Onto their third label for a major, 1994s Without a Sound, and behind the scenes it seemed that Dinosaur Jr’s chance at cracking the mainstream was all but done. It didn’t stop the superb ‘Feel the Pain’ getting a Spike Jonze-directed video (nor the track reaching number 25 in the UK charts). Neither did it stop the album being well-received critically nor achieving their highest sales for any of their releases. However, Warners had either given up on trying to work out whom the band appealed to or had sensed that the appetite for alt rock had rapidly dissipated (or at least the market had decided which bands to stick with). The album is perhaps more thoughtful but certainly more introspective. Furious guitar work gives way more often to yearning and genuine sadness, with even the hectic ‘Grab It’ packaged with grief. The solos are still there (and make no mistake, Mascis is an extraordinary guitarist) but the songs feel like self-medication more than sounds for a generation. ‘I Don’t Think So’ is still fantastic but as a whole, it’s an album which pushes the band to be all things for all men, yet clearly isn’t. Bonus track ‘Blah’ was used in Melrose Place. What odd times they were.

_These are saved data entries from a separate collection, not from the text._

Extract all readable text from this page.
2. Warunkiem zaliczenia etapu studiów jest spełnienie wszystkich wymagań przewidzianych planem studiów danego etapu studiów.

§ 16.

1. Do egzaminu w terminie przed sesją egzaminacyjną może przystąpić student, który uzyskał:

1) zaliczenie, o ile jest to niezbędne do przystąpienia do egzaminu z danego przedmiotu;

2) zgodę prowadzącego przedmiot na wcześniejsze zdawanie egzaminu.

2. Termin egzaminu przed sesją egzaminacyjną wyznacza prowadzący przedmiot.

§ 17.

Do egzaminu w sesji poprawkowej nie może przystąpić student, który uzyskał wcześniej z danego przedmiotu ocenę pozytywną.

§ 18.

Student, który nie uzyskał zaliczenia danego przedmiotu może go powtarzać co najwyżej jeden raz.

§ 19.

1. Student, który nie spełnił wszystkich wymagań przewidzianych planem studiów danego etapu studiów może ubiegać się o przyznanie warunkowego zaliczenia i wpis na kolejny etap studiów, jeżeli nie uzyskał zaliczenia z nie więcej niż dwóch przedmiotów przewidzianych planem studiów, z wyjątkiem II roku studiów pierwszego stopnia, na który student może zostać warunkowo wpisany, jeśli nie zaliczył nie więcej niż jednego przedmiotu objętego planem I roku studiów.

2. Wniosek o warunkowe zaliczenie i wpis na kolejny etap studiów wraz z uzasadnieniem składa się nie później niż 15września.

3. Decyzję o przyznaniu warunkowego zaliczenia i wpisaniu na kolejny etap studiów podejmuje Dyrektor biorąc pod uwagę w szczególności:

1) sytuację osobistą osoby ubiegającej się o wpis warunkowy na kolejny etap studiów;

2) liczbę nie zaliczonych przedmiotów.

The final disc of this box set, 1997s Hand it Over, had no push at all from their label, inevitably leaving it as ‘the one people forget about’. I hadn’t forgotten about it but likewise, can’t remember when I last heard it. Possibly in 1997. It deserves much better. J sounds better vocally than perhaps any of his releases prior and the combination of he and Johnson has developed to allow the songs to truly shine. ‘Nothin’s Goin On’ could have been the song to break them into the mainstream had it appeared two or three albums before. At eight minutes, ‘Alone’ is perhaps a parting statement from Mascis to the label, a solo-dominated assault which takes Neil Young’s most monolithic slabs of sound into the stratosphere. It’s a happy album, perhaps as J had already decided the end was nigh on wanted the world to know that this wasn’t surrender, just freedom. If you feel the urge to dig into this set, you owe it to yourself to give this a priority listen, it’s a surprising zinger. Bonus tracks include the Brian Wilson cap-doff, ‘Take a Run at the Sun’. A great band, though not always a loveable one, if you’ve thrown all your cds away or have realised that vinyl collecting is only for the rich, this is a must-purchase.